4 Patients with Achromatopsia were tested after 10 min light adaptation with stimulus duration of 4ms and 1s using short-wavelength (420nm; blue) and long-wavelength (605nm; red) with stimulus intensities of 0,01 lux corneal illumination. Higher illumination 28 lux was used for 1s short wavelength and long-wavelength stimulus. The same stimulus conditions were repeated after 20 min dark adaptation. For every stimulus the consensual pupil response was recorded by using Compact Integrated Pupillography (CIP by AMTech, Germany). Pupillary responses were compared with 4 age- matched controls. Relative amplitudes (percent of initial pupil diameter) of pupillary light reactions were evaluated as an average of four reliable pupil traces.

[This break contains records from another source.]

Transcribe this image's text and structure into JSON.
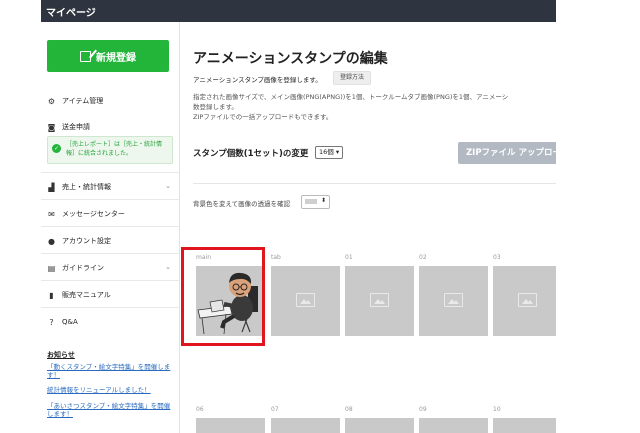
{
  "topbar": {
    "title": "マイページ"
  },
  "sidebar": {
    "new_button": "新規登録",
    "items": [
      {
        "label": "アイテム管理",
        "icon": "gear-icon"
      },
      {
        "label": "送金申請",
        "icon": "coins-icon"
      },
      {
        "label": "売上・統計情報",
        "icon": "bar-chart-icon"
      },
      {
        "label": "メッセージセンター",
        "icon": "envelope-icon"
      },
      {
        "label": "アカウント設定",
        "icon": "person-icon"
      },
      {
        "label": "ガイドライン",
        "icon": "document-icon"
      },
      {
        "label": "販売マニュアル",
        "icon": "book-icon"
      },
      {
        "label": "Q&A",
        "icon": "question-icon"
      }
    ],
    "notice": "［売上レポート］は［売上・統計情報］に統合されました。",
    "news_title": "お知らせ",
    "news": [
      "「動くスタンプ・絵文字特集」を開催します！",
      "統計情報をリニューアルしました！",
      "「あいさつスタンプ・絵文字特集」を開催します！"
    ]
  },
  "main": {
    "title": "アニメーションスタンプの編集",
    "subtitle": "アニメーションスタンプ画像を登録します。",
    "help_button": "登録方法",
    "description": "指定された画像サイズで、メイン画像(PNG(APNG))を1個、トークルームタブ画像(PNG)を1個、アニメーシ\n数登録します。\nZIPファイルでの一括アップロードもできます。",
    "count_label": "スタンプ個数(1セット)の変更",
    "count_value": "16個 ▾",
    "zip_button": "ZIPファイル アップロード",
    "bg_label": "背景色を変えて画像の透過を確認",
    "tiles_row1": [
      "main",
      "tab",
      "01",
      "02",
      "03"
    ],
    "tiles_row2": [
      "06",
      "07",
      "08",
      "09",
      "10"
    ]
  },
  "colors": {
    "accent": "#23b43a",
    "topbar": "#2f3540",
    "highlight": "#e0161f",
    "zip_button": "#b3b9c2"
  }
}
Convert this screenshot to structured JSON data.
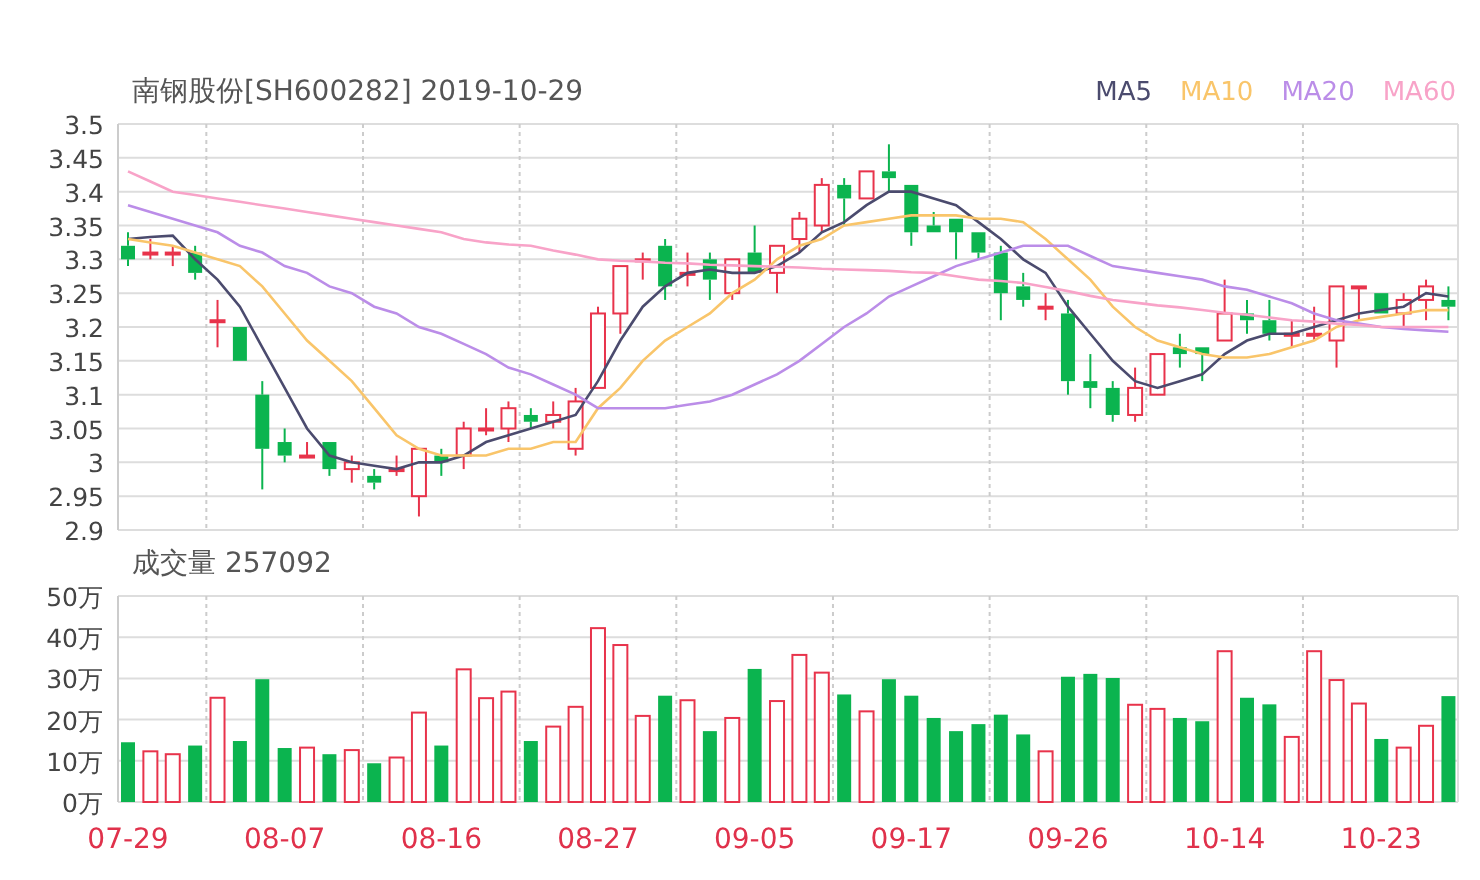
{
  "price": {
    "chart_data": {
      "type": "candlestick",
      "title": "南钢股份[SH600282] 2019-10-29",
      "grid": true,
      "ylim": [
        2.9,
        3.5
      ],
      "yticks": [
        3.5,
        3.45,
        3.4,
        3.35,
        3.3,
        3.25,
        3.2,
        3.15,
        3.1,
        3.05,
        3,
        2.95,
        2.9
      ],
      "ohlc": [
        [
          3.32,
          3.34,
          3.29,
          3.3
        ],
        [
          3.31,
          3.33,
          3.3,
          3.31
        ],
        [
          3.31,
          3.32,
          3.29,
          3.31
        ],
        [
          3.31,
          3.32,
          3.27,
          3.28
        ],
        [
          3.21,
          3.24,
          3.17,
          3.21
        ],
        [
          3.2,
          3.2,
          3.15,
          3.15
        ],
        [
          3.1,
          3.12,
          2.96,
          3.02
        ],
        [
          3.03,
          3.05,
          3.0,
          3.01
        ],
        [
          3.01,
          3.03,
          3.01,
          3.01
        ],
        [
          3.03,
          3.03,
          2.98,
          2.99
        ],
        [
          2.99,
          3.01,
          2.97,
          3.0
        ],
        [
          2.98,
          2.99,
          2.96,
          2.97
        ],
        [
          2.99,
          3.01,
          2.98,
          2.99
        ],
        [
          2.95,
          3.02,
          2.92,
          3.02
        ],
        [
          3.01,
          3.02,
          2.98,
          3.0
        ],
        [
          3.01,
          3.06,
          2.99,
          3.05
        ],
        [
          3.05,
          3.08,
          3.04,
          3.05
        ],
        [
          3.05,
          3.09,
          3.03,
          3.08
        ],
        [
          3.07,
          3.08,
          3.05,
          3.06
        ],
        [
          3.06,
          3.09,
          3.05,
          3.07
        ],
        [
          3.02,
          3.11,
          3.01,
          3.09
        ],
        [
          3.11,
          3.23,
          3.11,
          3.22
        ],
        [
          3.22,
          3.29,
          3.19,
          3.29
        ],
        [
          3.3,
          3.31,
          3.27,
          3.3
        ],
        [
          3.32,
          3.33,
          3.24,
          3.26
        ],
        [
          3.28,
          3.31,
          3.26,
          3.28
        ],
        [
          3.3,
          3.31,
          3.24,
          3.27
        ],
        [
          3.25,
          3.3,
          3.24,
          3.3
        ],
        [
          3.31,
          3.35,
          3.28,
          3.28
        ],
        [
          3.28,
          3.32,
          3.25,
          3.32
        ],
        [
          3.33,
          3.37,
          3.31,
          3.36
        ],
        [
          3.35,
          3.42,
          3.34,
          3.41
        ],
        [
          3.41,
          3.42,
          3.35,
          3.39
        ],
        [
          3.39,
          3.43,
          3.39,
          3.43
        ],
        [
          3.43,
          3.47,
          3.4,
          3.42
        ],
        [
          3.41,
          3.41,
          3.32,
          3.34
        ],
        [
          3.35,
          3.37,
          3.34,
          3.34
        ],
        [
          3.36,
          3.36,
          3.3,
          3.34
        ],
        [
          3.34,
          3.34,
          3.3,
          3.31
        ],
        [
          3.31,
          3.32,
          3.21,
          3.25
        ],
        [
          3.26,
          3.28,
          3.23,
          3.24
        ],
        [
          3.23,
          3.25,
          3.21,
          3.23
        ],
        [
          3.22,
          3.24,
          3.1,
          3.12
        ],
        [
          3.12,
          3.16,
          3.08,
          3.11
        ],
        [
          3.11,
          3.12,
          3.06,
          3.07
        ],
        [
          3.07,
          3.14,
          3.06,
          3.11
        ],
        [
          3.1,
          3.16,
          3.1,
          3.16
        ],
        [
          3.17,
          3.19,
          3.14,
          3.16
        ],
        [
          3.17,
          3.17,
          3.12,
          3.16
        ],
        [
          3.18,
          3.27,
          3.18,
          3.22
        ],
        [
          3.22,
          3.24,
          3.19,
          3.21
        ],
        [
          3.21,
          3.24,
          3.18,
          3.19
        ],
        [
          3.19,
          3.21,
          3.17,
          3.19
        ],
        [
          3.19,
          3.23,
          3.18,
          3.19
        ],
        [
          3.18,
          3.26,
          3.14,
          3.26
        ],
        [
          3.26,
          3.26,
          3.21,
          3.26
        ],
        [
          3.25,
          3.25,
          3.22,
          3.22
        ],
        [
          3.22,
          3.25,
          3.2,
          3.24
        ],
        [
          3.24,
          3.27,
          3.21,
          3.26
        ],
        [
          3.24,
          3.26,
          3.21,
          3.23
        ]
      ],
      "series": [
        {
          "type": "line",
          "name": "MA5",
          "color": "#4b4b6e",
          "values": [
            3.33,
            3.333,
            3.335,
            3.3,
            3.27,
            3.23,
            3.17,
            3.11,
            3.05,
            3.01,
            3.0,
            2.995,
            2.99,
            3.0,
            3.0,
            3.01,
            3.03,
            3.04,
            3.05,
            3.06,
            3.07,
            3.12,
            3.18,
            3.23,
            3.26,
            3.28,
            3.285,
            3.28,
            3.28,
            3.29,
            3.31,
            3.34,
            3.355,
            3.38,
            3.4,
            3.4,
            3.39,
            3.38,
            3.355,
            3.33,
            3.3,
            3.28,
            3.23,
            3.19,
            3.15,
            3.12,
            3.11,
            3.12,
            3.13,
            3.16,
            3.18,
            3.19,
            3.19,
            3.2,
            3.21,
            3.22,
            3.225,
            3.23,
            3.25,
            3.245
          ]
        },
        {
          "type": "line",
          "name": "MA10",
          "color": "#f9c56a",
          "values": [
            3.33,
            3.325,
            3.32,
            3.31,
            3.3,
            3.29,
            3.26,
            3.22,
            3.18,
            3.15,
            3.12,
            3.08,
            3.04,
            3.02,
            3.01,
            3.01,
            3.01,
            3.02,
            3.02,
            3.03,
            3.03,
            3.08,
            3.11,
            3.15,
            3.18,
            3.2,
            3.22,
            3.25,
            3.27,
            3.3,
            3.32,
            3.33,
            3.35,
            3.355,
            3.36,
            3.365,
            3.365,
            3.365,
            3.36,
            3.36,
            3.355,
            3.33,
            3.3,
            3.27,
            3.23,
            3.2,
            3.18,
            3.17,
            3.16,
            3.155,
            3.155,
            3.16,
            3.17,
            3.18,
            3.2,
            3.21,
            3.215,
            3.22,
            3.225,
            3.225
          ]
        },
        {
          "type": "line",
          "name": "MA20",
          "color": "#bb8de8",
          "values": [
            3.38,
            3.37,
            3.36,
            3.35,
            3.34,
            3.32,
            3.31,
            3.29,
            3.28,
            3.26,
            3.25,
            3.23,
            3.22,
            3.2,
            3.19,
            3.175,
            3.16,
            3.14,
            3.13,
            3.115,
            3.1,
            3.08,
            3.08,
            3.08,
            3.08,
            3.085,
            3.09,
            3.1,
            3.115,
            3.13,
            3.15,
            3.175,
            3.2,
            3.22,
            3.245,
            3.26,
            3.275,
            3.29,
            3.3,
            3.31,
            3.32,
            3.32,
            3.32,
            3.305,
            3.29,
            3.285,
            3.28,
            3.275,
            3.27,
            3.26,
            3.255,
            3.245,
            3.235,
            3.22,
            3.21,
            3.205,
            3.2,
            3.197,
            3.195,
            3.193
          ]
        },
        {
          "type": "line",
          "name": "MA60",
          "color": "#f8a3c8",
          "values": [
            3.43,
            3.415,
            3.4,
            3.395,
            3.39,
            3.385,
            3.38,
            3.375,
            3.37,
            3.365,
            3.36,
            3.355,
            3.35,
            3.345,
            3.34,
            3.33,
            3.325,
            3.322,
            3.32,
            3.313,
            3.307,
            3.3,
            3.298,
            3.297,
            3.295,
            3.294,
            3.292,
            3.291,
            3.29,
            3.289,
            3.288,
            3.286,
            3.285,
            3.284,
            3.283,
            3.281,
            3.28,
            3.275,
            3.27,
            3.268,
            3.265,
            3.259,
            3.253,
            3.246,
            3.24,
            3.236,
            3.232,
            3.229,
            3.225,
            3.221,
            3.218,
            3.214,
            3.21,
            3.208,
            3.205,
            3.203,
            3.2,
            3.2,
            3.2,
            3.2
          ]
        }
      ]
    }
  },
  "volume": {
    "chart_data": {
      "type": "bar",
      "title": "成交量 257092",
      "grid": true,
      "ylim": [
        0,
        50
      ],
      "yticks": [
        {
          "value": 50,
          "label": "50万"
        },
        {
          "value": 40,
          "label": "40万"
        },
        {
          "value": 30,
          "label": "30万"
        },
        {
          "value": 20,
          "label": "20万"
        },
        {
          "value": 10,
          "label": "10万"
        },
        {
          "value": 0,
          "label": "0万"
        }
      ],
      "categories": [
        "07-29",
        null,
        null,
        null,
        null,
        null,
        null,
        "08-07",
        null,
        null,
        null,
        null,
        null,
        null,
        "08-16",
        null,
        null,
        null,
        null,
        null,
        null,
        "08-27",
        null,
        null,
        null,
        null,
        null,
        null,
        "09-05",
        null,
        null,
        null,
        null,
        null,
        null,
        "09-17",
        null,
        null,
        null,
        null,
        null,
        null,
        "09-26",
        null,
        null,
        null,
        null,
        null,
        null,
        "10-14",
        null,
        null,
        null,
        null,
        null,
        null,
        "10-23",
        null,
        null,
        null
      ],
      "values": [
        14.5,
        12.3,
        11.6,
        13.7,
        25.3,
        14.8,
        29.8,
        13.1,
        13.2,
        11.6,
        12.6,
        9.4,
        10.8,
        21.7,
        13.7,
        32.2,
        25.2,
        26.8,
        14.8,
        18.3,
        23.1,
        42.2,
        38.1,
        20.9,
        25.8,
        24.7,
        17.2,
        20.4,
        32.3,
        24.5,
        35.7,
        31.4,
        26.1,
        22.0,
        29.8,
        25.8,
        20.4,
        17.2,
        18.9,
        21.2,
        16.4,
        12.3,
        30.4,
        31.1,
        30.1,
        23.6,
        22.6,
        20.4,
        19.6,
        36.6,
        25.3,
        23.7,
        15.8,
        36.6,
        29.6,
        23.9,
        15.3,
        13.2,
        18.5,
        25.7
      ]
    }
  }
}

After light adaptation, the stimulation with 4ms and 1s short-wavelength and long wavelength stimulus of 0,01 lux corneal intensity did not show any responses either in Achromatopsia patients or normal subjects. Compared to normal subjects, patients with Achromatopsia showed a reduction of the pupil response to 1s short-wavelength and long-wavelength bright stimulus (28 lux) in the light adapted state. In addition, after 1s short- wavelength light stimulus (28 lux) in dark adapted state Achromatopsia patients had smaller amplitudes compared to controls. Similar responses of patients with Achromatopsia and normal subjects were obtained after dark adaptation when using the long-wavelength stimuli of 28lux intensity. In contradiction, Achromatopsia patients showed higher amplitudes than normal controls to 4ms, 1s short-wavelength and long-wavelength light stimuli of 0,01 lux intensity in the dark adapted state.
Pupil responses to chromatic stimuli indicate a hypersensitivity of rod photoreceptors to low-intensity light stimuli after 20 minutes dark adaptation (Achromatopsia patients compared to controls). The presented stimulus protocol for chromatic pupillography seems an easy applicable, non-invasive tool for the diagnosis of Achromatopsia. As an objective and easy test method it may be useful for clinical trials with novel interventions in order to monitor treatment effects in Achromatopsia patients.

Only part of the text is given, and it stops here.